Я хватаю его за горло. Кровь Жрущих на моих локтях уже превратилась в корку.
– Заткнись.
Он расслабляется. Слишком покорно. Я теряю бдительность.
Он умеет лгать. Вскакивает, и, вырвавшись из моей зоны досягаемости, кричит:
– Ты слаба! Чтобы стать сильнее, ты отделила от себя чувства!
– Я тебе покажу, какая я слабая, – извернувшись, я запускаю в него стул. Предмет разбивается о стеллаж безо всякого шума – такое часто бывает в мире сновидений.
– Слепила эту образину, чтобы она то ли держалась подальше, то ли ласкала и утешала тебя, – он ловко втискивает своё тело в малейшую щель, что не даёт мне его преследовать.
– Что ты понимаешь! – я вспыхиваю, пытаясь выкорчевать Тварь Углов из-под массивного горшка с монстерой. Хочу остановиться. Понимаю, что поддалась на провокацию – но не выходит.
– О, много чего! Да, определённо картинка проясняется… – он бросает жадный взгляд на стеллажи с эмбрионами и заливисто шипит, – Ты хочешь отделиться от мира, но не можешь. У тебя есть желания и мечты. Ты создана из плоти и крови – но у тебя всего одна жизнь. И ты предпочитаешь это, всё это, Шпиль и фантазию. Ты боишься…
– Заткнись! – моё тело пронзает молнией трансформации, и я тяжело опускаюсь на четыре лапы.

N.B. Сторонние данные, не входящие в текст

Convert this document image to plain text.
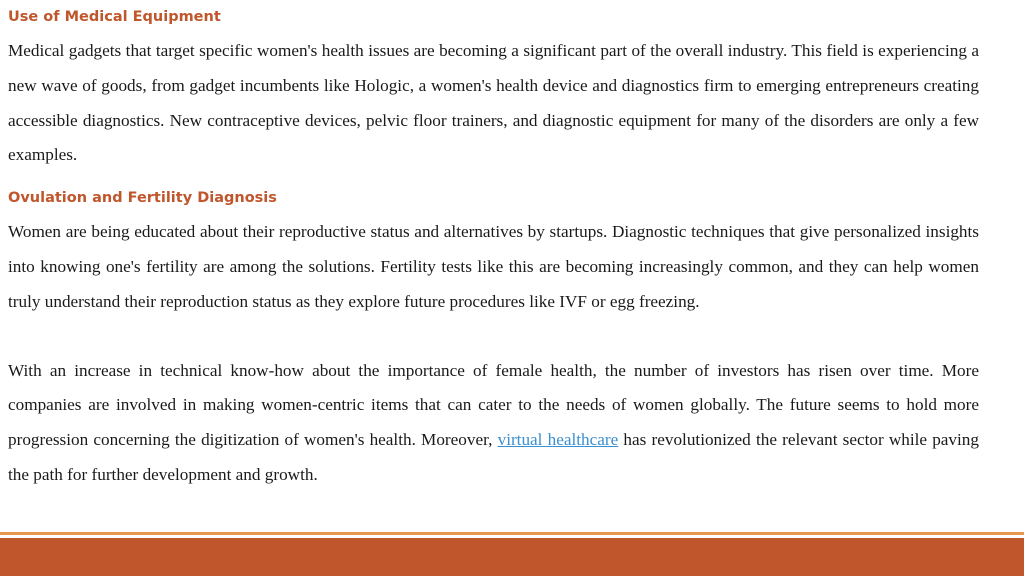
Use of Medical Equipment

Medical gadgets that target specific women's health issues are becoming a significant part of the overall industry. This field is experiencing a new wave of goods, from gadget incumbents like Hologic, a women's health device and diagnostics firm to emerging entrepreneurs creating accessible diagnostics. New contraceptive devices, pelvic floor trainers, and diagnostic equipment for many of the disorders are only a few examples.

Ovulation and Fertility Diagnosis

Women are being educated about their reproductive status and alternatives by startups. Diagnostic techniques that give personalized insights into knowing one's fertility are among the solutions. Fertility tests like this are becoming increasingly common, and they can help women truly understand their reproduction status as they explore future procedures like IVF or egg freezing.

With an increase in technical know-how about the importance of female health, the number of investors has risen over time. More companies are involved in making women-centric items that can cater to the needs of women globally. The future seems to hold more progression concerning the digitization of women's health. Moreover, virtual healthcare has revolutionized the relevant sector while paving the path for further development and growth.
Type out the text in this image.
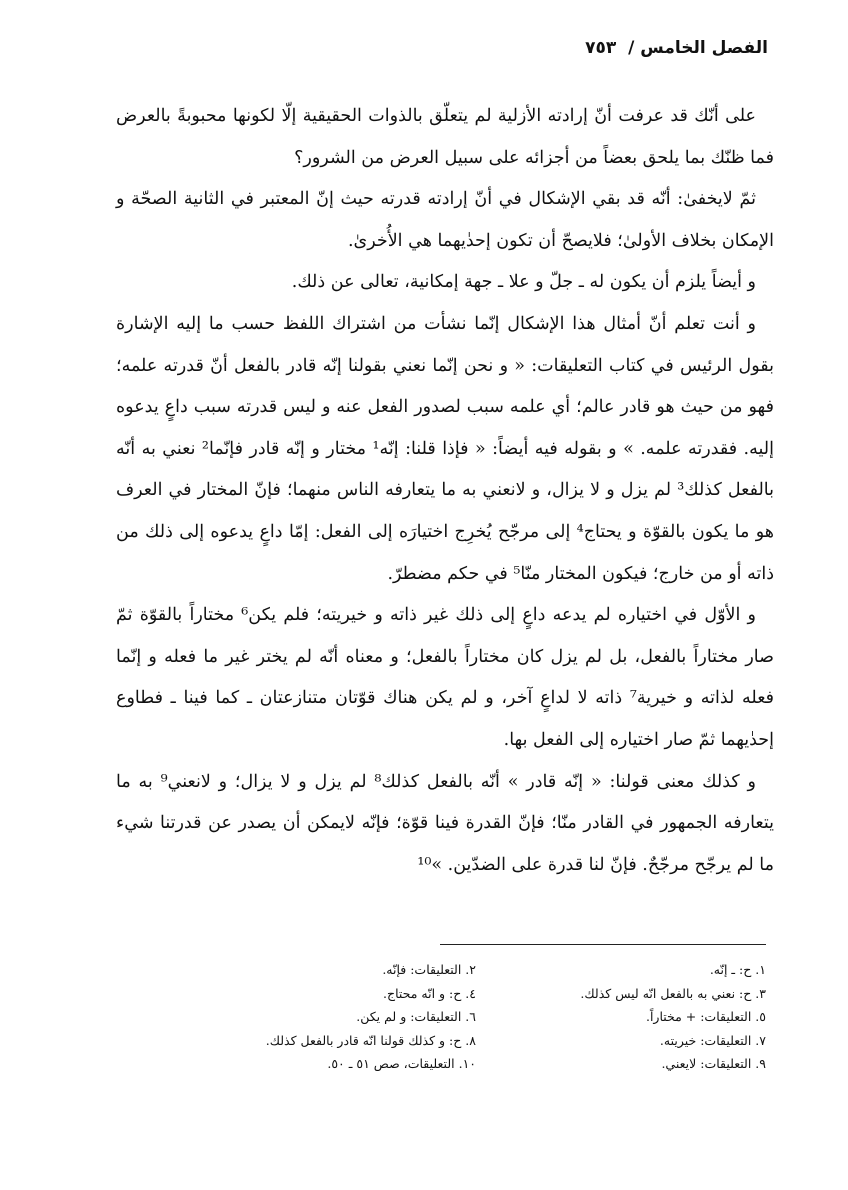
الفصل الخامس / ٧٥٣

على أنّك قد عرفت أنّ إرادته الأزلية لم يتعلّق بالذوات الحقيقية إلّا لكونها محبوبةً بالعرض فما ظنّك بما يلحق بعضاً من أجزائه على سبيل العرض من الشرور؟

ثمّ لايخفىٰ: أنّه قد بقي الإشكال في أنّ إرادته قدرته حيث إنّ المعتبر في الثانية الصحّة و الإمكان بخلاف الأولىٰ؛ فلايصحّ أن تكون إحدٰيهما هي الأُخرىٰ.

و أيضاً يلزم أن يكون له ـ جلّ و علا ـ جهة إمكانية، تعالى عن ذلك.

و أنت تعلم أنّ أمثال هذا الإشكال إنّما نشأت من اشتراك اللفظ حسب ما إليه الإشارة بقول الرئيس في كتاب التعليقات: « و نحن إنّما نعني بقولنا إنّه قادر بالفعل أنّ قدرته علمه؛ فهو من حيث هو قادر عالم؛ أي علمه سبب لصدور الفعل عنه و ليس قدرته سبب داعٍ يدعوه إليه. فقدرته علمه. » و بقوله فيه أيضاً: « فإذا قلنا: إنّه¹ مختار و إنّه قادر فإنّما² نعني به أنّه بالفعل كذلك³ لم يزل و لا يزال، و لانعني به ما يتعارفه الناس منهما؛ فإنّ المختار في العرف هو ما يكون بالقوّة و يحتاج⁴ إلى مرجّح يُخرِج اختيارَه إلى الفعل: إمّا داعٍ يدعوه إلى ذلك من ذاته أو من خارج؛ فيكون المختار منّا⁵ في حكم مضطرّ.

و الأوّل في اختياره لم يدعه داعٍ إلى ذلك غير ذاته و خيريته؛ فلم يكن⁶ مختاراً بالقوّة ثمّ صار مختاراً بالفعل، بل لم يزل كان مختاراً بالفعل؛ و معناه أنّه لم يختر غير ما فعله و إنّما فعله لذاته و خيرية⁷ ذاته لا لداعٍ آخر، و لم يكن هناك قوّتان متنازعتان ـ كما فينا ـ فطاوع إحدٰيهما ثمّ صار اختياره إلى الفعل بها.

و كذلك معنى قولنا: « إنّه قادر » أنّه بالفعل كذلك⁸ لم يزل و لا يزال؛ و لانعني⁹ به ما يتعارفه الجمهور في القادر منّا؛ فإنّ القدرة فينا قوّة؛ فإنّه لايمكن أن يصدر عن قدرتنا شيء ما لم يرجّح مرجّحٌ. فإنّ لنا قدرة على الضدّين. »¹⁰

١. ح: ـ إنّه.
٢. التعليقات: فإنّه.
٣. ح: نعني به بالفعل انّه ليس كذلك.
٤. ح: و انّه محتاج.
٥. التعليقات: + مختاراً.
٦. التعليقات: و لم يكن.
٧. التعليقات: خيريته.
٨. ح: و كذلك قولنا انّه قادر بالفعل كذلك.
٩. التعليقات: لايعني.
١٠. التعليقات، صص ٥١ ـ ٥٠.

– Ты боишься накосячить! Боишься превратиться в покорную судьбе безвольную самку! Не хочешь, чтобы над тобой властвовали, чтобы командовали.
Ума не приложу, как он умудряется болтать – мои челюсти лязгают прямо у его носа.
Загнанный в тупик, он лихорадочно протискивается между стопками книг и кладбищем мольбертов. Но протискивается. Я иду в обход. Злая. Я готова порвать его в клочья.
– А все твои проекты… Они живут, питаясь тобой, но это симбиоз. Ты проживаешь их жизни, поскольку не хочешь иметь свою. Ты вырываешь их из плена жестоких создателей? Чушь собачья! – он знает, чего я боюсь и в жизни не сделаю, поэтому с изяществом кошки взлетает на полку с трепещущими комками, заставляя меня замереть.
– Чего… ты… хочешь? – я успокаиваюсь, чтобы вернуть себе человеческий облик и возможность говорить. Тихо, тихо, девочка.
– Ты – коллекционер и эгоистка. Всё, что ты создаёшь – твои аватары. Всё, что ты подбираешь – тоже твои аватары. Слушай меня и давись этим, давись своей правдой!
Мои глаза застилает алое марево. От бессилия и ярости я прикусываю язык. Мои кулаки сжаты так плотно, что кажется, будто скоро от впившихся в ладони ногтей польётся кровь у моего реального тела.
– Я слушаю, – с готовностью вздёргиваю голову я.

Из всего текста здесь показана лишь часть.